I read about the functions unique,accumarray but I dont success
I would like to get some suggestions how to do that.
Thanks.

Ofir Attia
  • 1,237
  • 4
  • 21
  • 39

4 Answers4

4

Use the third output of unique, and make sure that those input strings are in a cell array. The third output of unique is pretty cool, because it assigns a unique ID for each unique quantity that is seen in the input. As such, if you had a sequence of characters from a to e, it would assign a unique ID for each unique character that it has found, between 1 and 5. Also, the first output of unique gives you an array that only contains the unique quantities seen in the input.

You can then use accumarray on this third output to count how many times you see a particular country over all countries listed.

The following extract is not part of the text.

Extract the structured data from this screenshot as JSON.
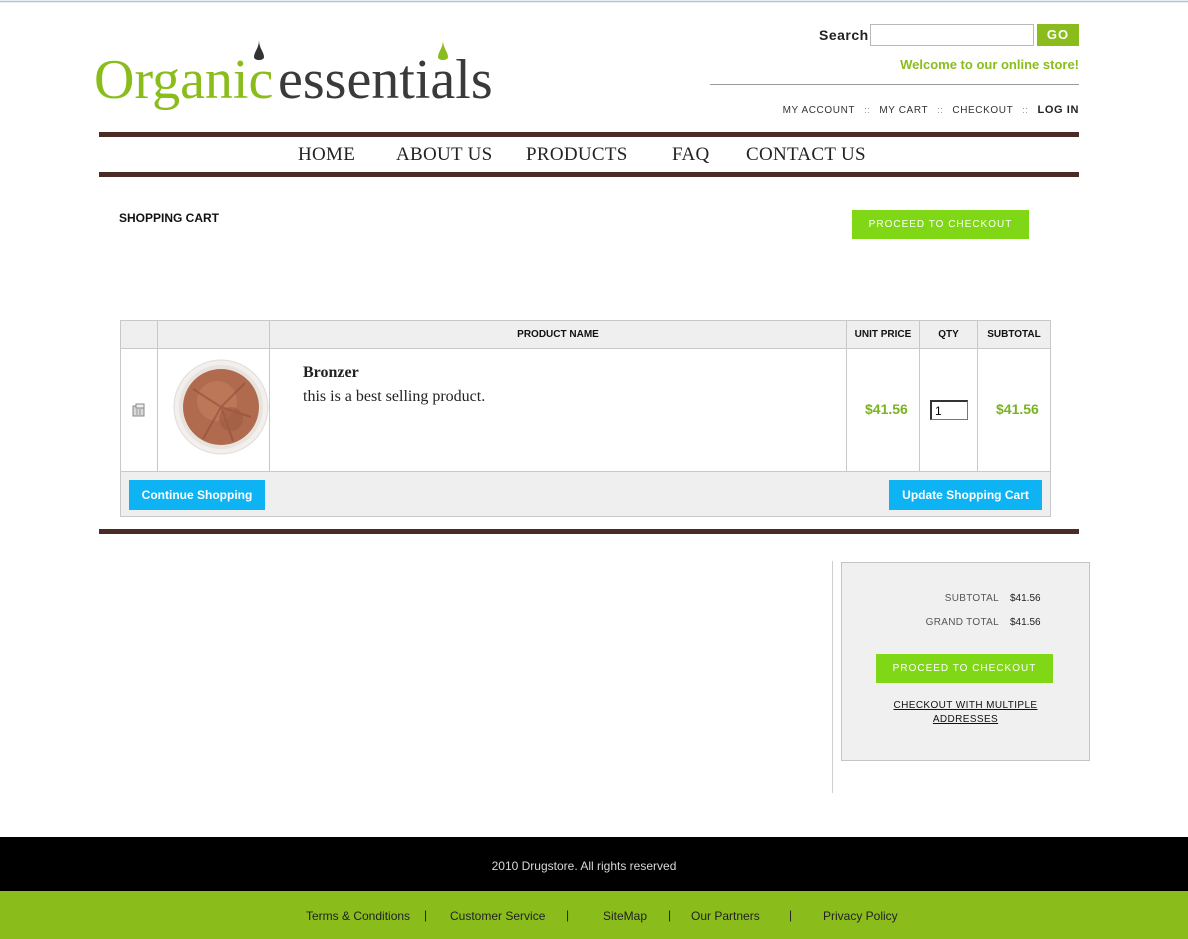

val = {'USA'; 'USA'; 'France'; 'USA'; 'France'};
[countries,~,id] = unique(val);
counts = accumarray(id, 1);

I get:

counts = 

2 
3

Also for countries:

countries = 

    'France'
    'USA'

Notice that each element of counts corresponds to how many times you see that particular country in the same position as the country in countries, so France is seen 2 times, and USA 3 times.

rayryeng
  • 102,964
  • 22
  • 184
  • 193
3

You can use unique with histc -

%// Get countries and their occurences
[countries,~,id] = unique(cellstr(val),'stable')
occurrences = histc(id,1:max(id))

You can then display the number of occurrences against the country names as a table -

>> table(countries,occurrences)
ans = 
    countries    occurrences
    _________    ___________
    'USA'        3          
    'France'     2       

Display output as a pie chart -

>> pie(occurrences,countries)

enter image description here

Divakar
  • 218,885
  • 19
  • 262
  • 358
0

This will give you the number of occurrences by using regexp:

unique_countries = unique(regexp(val,'^.*$','lineanchors','match','dotexceptnewline'));

count_unique_countries = zeros(size(unique_countries));
for ii = 1:numel(unique_countries)
    count_unique_countries(ii) = numel(regexp(val,['^' unique_countries{ii} '$'],'lineanchors'));
end

The two output variables are now

unique_countries = 
'France'    'USA'
count_unique_countries =
 1     2
ivan
  • 154
  • 7
  • This only finds one country. The question is asking to find all countries. – rayryeng Dec 03 '14 at 21:09
  • To make this work for all of the countries, perhaps find all of the unique countries in the list, then use `regexp` and loop over each unique country, but the efficiency of that is questionable compared to `unique` with `hist/accumarray`. – rayryeng Dec 03 '14 at 21:39
  • Thanks for the comment. I edited solution to find number of occurrences for all countries. As you mention it will first find the unique countries with a combination of unique and regexp. – ivan Dec 03 '14 at 21:44
0

If you have the statistics toolbox, you can also do the following:

valnom = nominal(val);
countries = getlabels(valnom);
occurrences = levelcounts(valnom);
Jim Quirk
  • 606
  • 5
  • 18